In a country where so many schools don't teach about sex (in my school, we learned what the reproductive systems looked like and watched a terrifying video of a woman giving birth...which, in retrospect, was excellent birth control) or teach students to wait to have sex (which of course always works...) and parents are often nervous to have the sex conversation and as a society we're pretty nervous about sex at's no wonder our kids have questions. And if the schools aren't answering them, and the parents aren't answering them, kids either rely on the internet for answers or they ask their friends, who by the way also have no clue. And we all know how reliable the internet's either the self-edited Wikipedia which may or may not have been edited by an equally clueless 7th grader, or WebMD, which is the place to go if you want to be convinced you have some kind of rare cancer or tumor or disease that no one has had in hundreds of years. 

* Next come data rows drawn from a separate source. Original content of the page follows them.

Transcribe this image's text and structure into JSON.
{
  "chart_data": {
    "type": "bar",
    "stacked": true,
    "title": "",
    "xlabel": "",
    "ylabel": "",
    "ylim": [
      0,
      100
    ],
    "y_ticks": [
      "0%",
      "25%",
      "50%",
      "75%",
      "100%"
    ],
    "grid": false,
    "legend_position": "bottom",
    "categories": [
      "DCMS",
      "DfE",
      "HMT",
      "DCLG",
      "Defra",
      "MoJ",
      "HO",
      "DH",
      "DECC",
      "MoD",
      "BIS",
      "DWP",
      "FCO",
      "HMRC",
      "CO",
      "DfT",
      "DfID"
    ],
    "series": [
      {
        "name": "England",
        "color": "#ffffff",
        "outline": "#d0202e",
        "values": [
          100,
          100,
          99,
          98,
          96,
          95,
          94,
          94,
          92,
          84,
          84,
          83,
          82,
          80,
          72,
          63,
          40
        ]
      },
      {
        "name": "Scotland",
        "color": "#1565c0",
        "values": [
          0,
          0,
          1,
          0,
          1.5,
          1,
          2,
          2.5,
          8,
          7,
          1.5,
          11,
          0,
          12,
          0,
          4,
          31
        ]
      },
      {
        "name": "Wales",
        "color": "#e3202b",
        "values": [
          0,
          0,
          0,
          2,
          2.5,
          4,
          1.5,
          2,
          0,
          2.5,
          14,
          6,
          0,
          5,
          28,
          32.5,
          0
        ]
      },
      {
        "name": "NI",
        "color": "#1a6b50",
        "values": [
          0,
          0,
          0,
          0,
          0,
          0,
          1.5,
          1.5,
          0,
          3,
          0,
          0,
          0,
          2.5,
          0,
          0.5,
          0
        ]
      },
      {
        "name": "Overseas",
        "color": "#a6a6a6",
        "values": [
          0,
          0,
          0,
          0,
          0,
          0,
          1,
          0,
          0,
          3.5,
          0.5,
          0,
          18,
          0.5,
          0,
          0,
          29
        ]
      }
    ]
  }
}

So this teacher found a solution, which had kids asking honest questions. She framed it in a way that made them feel comfortable and she gave them a way to safely ask about stuff. Which is fantastic. Ignorance may be bliss, but it can also be teenage pregnancy or sexually transmitted infections, among other unpleasantries. I applaud her efforts. I wish more young adults had someone they trusted and could turn to when they wanted to know about sex. Or drinking, or anything else that comes up. (I personally had an older brother and sister who were more than willing to not only answer questions but volunteer information. I was lucky. And in the minority.) 

And what do we do? We laugh. We post their queries all over the internet and mock them for their stupidity. Just great. Perfect. What better way to gain their trust, am I right?